[llvm-dev] Trouble when suppressing a portion of fast-math-transformations

Thu Sep 28 17:56:01 PDT 2017

Hi all,

In a mailing-list post last November:
  http://lists.llvm.org/pipermail/llvm-dev/2016-November/107104.html

I raised some concerns that having the IR-level fast-math-flag 'fast' act as an
"umbrella" to implicitly turn on all the lower-level fast-math-flags, causes
some fundamental problems.  Those fundamental problems are related to
situations where a user wants to disable a portion of the fast-math behavior.
For example, to enable all the fast-math transformations except for the
reciprocal-math transformation, a command like the following is what a user
would expect to work:

  clang++ -O2 -ffast-math -fno-reciprocal-math -c foo.cpp

But that isn't what it's doing.

I believe this is a serious problem, but I also want to avoid over-stating the
seriousness.  To be explicit, the problems I'm describing here happen when
'-ffast-math' is used with one or more of the underlying fast-math-related
aspects _disabled_ (like the '-fno-reciprocal-math' example, above).
Conversely, when '-ffast-math' is used "on its own", the situation is fine.
For terminology here, I'll refer to these underlying fast-math-related aspects
(like reciprocal-math, associative-math, math-errno, and others) as
"sub-fast-math" aspects.

I apologize for the length of this post.  I'm putting the summary up front, so
that anyone interested in fast-math issues can quickly get the big-picture of
the issues I'm describing here.

In Summary:

1.  With the change of r297837, the driver now more cleanly handles
    '-ffast-math', and other sub-fast-math switches (like
    '-f[no]-reciprocal-math', '-f[no-]math-errno', and others).

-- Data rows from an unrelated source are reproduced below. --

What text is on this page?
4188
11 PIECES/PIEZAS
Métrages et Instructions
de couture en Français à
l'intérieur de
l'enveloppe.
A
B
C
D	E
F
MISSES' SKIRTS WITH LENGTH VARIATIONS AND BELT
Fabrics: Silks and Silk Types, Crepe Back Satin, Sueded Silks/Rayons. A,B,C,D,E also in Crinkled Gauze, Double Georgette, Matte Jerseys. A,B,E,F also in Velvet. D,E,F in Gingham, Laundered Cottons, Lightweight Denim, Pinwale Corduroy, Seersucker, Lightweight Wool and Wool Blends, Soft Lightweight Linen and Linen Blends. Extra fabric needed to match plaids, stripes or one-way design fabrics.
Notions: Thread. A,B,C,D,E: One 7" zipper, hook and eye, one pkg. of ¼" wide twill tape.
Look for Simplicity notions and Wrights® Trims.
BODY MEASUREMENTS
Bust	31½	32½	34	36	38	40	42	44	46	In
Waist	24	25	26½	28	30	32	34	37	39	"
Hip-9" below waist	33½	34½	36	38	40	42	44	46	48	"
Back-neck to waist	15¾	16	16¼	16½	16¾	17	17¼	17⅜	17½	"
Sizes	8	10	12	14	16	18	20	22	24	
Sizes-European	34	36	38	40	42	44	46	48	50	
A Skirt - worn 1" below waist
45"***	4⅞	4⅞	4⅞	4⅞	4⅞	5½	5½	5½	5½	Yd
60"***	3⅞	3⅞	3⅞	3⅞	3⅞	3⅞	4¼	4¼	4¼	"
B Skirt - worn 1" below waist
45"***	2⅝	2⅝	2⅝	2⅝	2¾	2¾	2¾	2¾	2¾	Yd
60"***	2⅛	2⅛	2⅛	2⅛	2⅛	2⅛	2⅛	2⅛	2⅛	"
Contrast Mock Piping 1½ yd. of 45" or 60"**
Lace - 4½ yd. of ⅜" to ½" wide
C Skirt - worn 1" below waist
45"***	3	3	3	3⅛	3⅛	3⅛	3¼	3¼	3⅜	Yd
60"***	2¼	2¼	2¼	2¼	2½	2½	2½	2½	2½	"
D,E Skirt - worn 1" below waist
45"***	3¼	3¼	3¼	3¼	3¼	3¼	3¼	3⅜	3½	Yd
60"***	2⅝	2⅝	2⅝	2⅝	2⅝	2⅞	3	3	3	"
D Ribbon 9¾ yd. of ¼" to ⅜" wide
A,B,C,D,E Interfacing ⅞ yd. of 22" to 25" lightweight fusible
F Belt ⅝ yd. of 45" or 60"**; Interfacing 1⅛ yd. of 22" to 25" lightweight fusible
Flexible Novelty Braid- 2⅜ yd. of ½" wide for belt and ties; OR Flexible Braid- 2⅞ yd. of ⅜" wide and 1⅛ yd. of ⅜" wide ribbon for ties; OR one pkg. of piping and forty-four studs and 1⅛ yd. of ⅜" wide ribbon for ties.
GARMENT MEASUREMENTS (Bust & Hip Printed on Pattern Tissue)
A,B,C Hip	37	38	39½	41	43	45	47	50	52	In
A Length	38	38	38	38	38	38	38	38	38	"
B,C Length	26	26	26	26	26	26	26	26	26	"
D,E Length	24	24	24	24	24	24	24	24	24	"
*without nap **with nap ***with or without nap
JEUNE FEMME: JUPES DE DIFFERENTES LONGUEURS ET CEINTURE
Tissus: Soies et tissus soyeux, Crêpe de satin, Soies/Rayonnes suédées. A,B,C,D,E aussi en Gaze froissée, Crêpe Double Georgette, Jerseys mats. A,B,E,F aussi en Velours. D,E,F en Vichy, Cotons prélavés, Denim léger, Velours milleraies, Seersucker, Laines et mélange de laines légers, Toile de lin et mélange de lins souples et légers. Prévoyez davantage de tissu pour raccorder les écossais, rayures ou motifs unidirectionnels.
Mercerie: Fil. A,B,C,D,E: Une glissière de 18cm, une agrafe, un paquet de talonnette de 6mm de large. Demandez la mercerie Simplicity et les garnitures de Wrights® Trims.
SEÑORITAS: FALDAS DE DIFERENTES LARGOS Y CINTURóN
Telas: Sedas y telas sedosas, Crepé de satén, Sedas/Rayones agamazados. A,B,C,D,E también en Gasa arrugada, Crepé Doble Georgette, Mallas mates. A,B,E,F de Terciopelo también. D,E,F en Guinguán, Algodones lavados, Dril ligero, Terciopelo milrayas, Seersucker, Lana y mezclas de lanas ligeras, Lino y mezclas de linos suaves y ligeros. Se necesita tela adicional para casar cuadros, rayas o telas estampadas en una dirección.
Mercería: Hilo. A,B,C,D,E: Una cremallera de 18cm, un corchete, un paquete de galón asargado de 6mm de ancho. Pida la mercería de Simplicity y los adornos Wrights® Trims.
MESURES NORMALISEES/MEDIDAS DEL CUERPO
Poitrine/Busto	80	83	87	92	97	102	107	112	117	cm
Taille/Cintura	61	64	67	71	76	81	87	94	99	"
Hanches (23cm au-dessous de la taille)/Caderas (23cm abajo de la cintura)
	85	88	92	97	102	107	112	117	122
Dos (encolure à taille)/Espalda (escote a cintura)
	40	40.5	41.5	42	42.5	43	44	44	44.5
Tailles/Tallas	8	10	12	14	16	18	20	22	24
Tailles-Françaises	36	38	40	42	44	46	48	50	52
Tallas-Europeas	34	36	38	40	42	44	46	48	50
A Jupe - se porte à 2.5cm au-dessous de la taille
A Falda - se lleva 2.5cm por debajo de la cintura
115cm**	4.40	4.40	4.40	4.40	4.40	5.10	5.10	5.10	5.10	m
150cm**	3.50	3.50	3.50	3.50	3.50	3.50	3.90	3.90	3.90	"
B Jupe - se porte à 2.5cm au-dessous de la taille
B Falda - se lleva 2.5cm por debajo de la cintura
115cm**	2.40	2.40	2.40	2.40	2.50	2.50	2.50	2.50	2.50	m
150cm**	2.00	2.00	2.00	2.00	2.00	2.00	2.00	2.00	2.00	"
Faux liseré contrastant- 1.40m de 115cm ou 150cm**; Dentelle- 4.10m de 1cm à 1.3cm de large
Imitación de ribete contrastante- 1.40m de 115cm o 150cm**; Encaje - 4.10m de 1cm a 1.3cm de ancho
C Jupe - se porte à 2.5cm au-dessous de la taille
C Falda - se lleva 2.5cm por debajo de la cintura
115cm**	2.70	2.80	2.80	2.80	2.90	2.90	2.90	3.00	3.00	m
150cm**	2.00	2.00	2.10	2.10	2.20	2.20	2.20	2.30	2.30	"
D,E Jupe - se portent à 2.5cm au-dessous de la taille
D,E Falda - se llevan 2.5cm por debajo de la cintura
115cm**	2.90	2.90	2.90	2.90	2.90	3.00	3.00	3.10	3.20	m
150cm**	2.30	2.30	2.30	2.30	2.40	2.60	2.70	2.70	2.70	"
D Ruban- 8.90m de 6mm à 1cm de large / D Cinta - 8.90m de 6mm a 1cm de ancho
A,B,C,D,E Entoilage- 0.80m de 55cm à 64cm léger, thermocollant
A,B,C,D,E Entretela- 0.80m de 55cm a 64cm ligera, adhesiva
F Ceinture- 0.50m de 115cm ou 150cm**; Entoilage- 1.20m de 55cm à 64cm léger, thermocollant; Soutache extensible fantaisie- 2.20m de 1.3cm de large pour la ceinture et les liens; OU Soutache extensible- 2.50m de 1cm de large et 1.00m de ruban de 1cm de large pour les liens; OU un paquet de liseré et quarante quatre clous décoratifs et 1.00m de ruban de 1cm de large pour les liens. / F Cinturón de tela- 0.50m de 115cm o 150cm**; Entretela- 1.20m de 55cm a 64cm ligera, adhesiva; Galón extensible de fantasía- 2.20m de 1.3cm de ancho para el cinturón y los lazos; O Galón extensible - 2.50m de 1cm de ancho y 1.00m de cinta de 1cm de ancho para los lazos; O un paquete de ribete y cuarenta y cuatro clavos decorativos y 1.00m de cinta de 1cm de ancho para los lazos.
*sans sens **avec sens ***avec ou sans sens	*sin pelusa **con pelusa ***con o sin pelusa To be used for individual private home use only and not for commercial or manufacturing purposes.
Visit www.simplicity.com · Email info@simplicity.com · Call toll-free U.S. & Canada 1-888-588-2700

2.  Prior to that change, the disabling of a sub-fast-math switch was often
    ineffective.  So as an example, the following two commands often resulted
    in the same code-gen, even if there were
    fast-math-reciprocal-transformations that were done:
        clang++ -O2 -ffast-math -c foo.cpp
        clang++ -O2 -ffast-math -fno-reciprocal-math -c foo.cpp

3.  Since that change, the disabling of a sub-fast-math switch disables many
    more sub-fast-math transformations than just the one specified.  So now,
    the following two commands often result in very similar (and sometimes
    identical) code-gen:
        clang++ -O2 -c foo.cpp
        clang++ -O2 -ffast-math -fno-reciprocal-math -c foo.cpp

    That is, disabling a single sub-fast-math transformation in some (many?)
    cases now ends up disabling almost all the fast-math transformations.
    This causes a performance hit for people that have been doing this.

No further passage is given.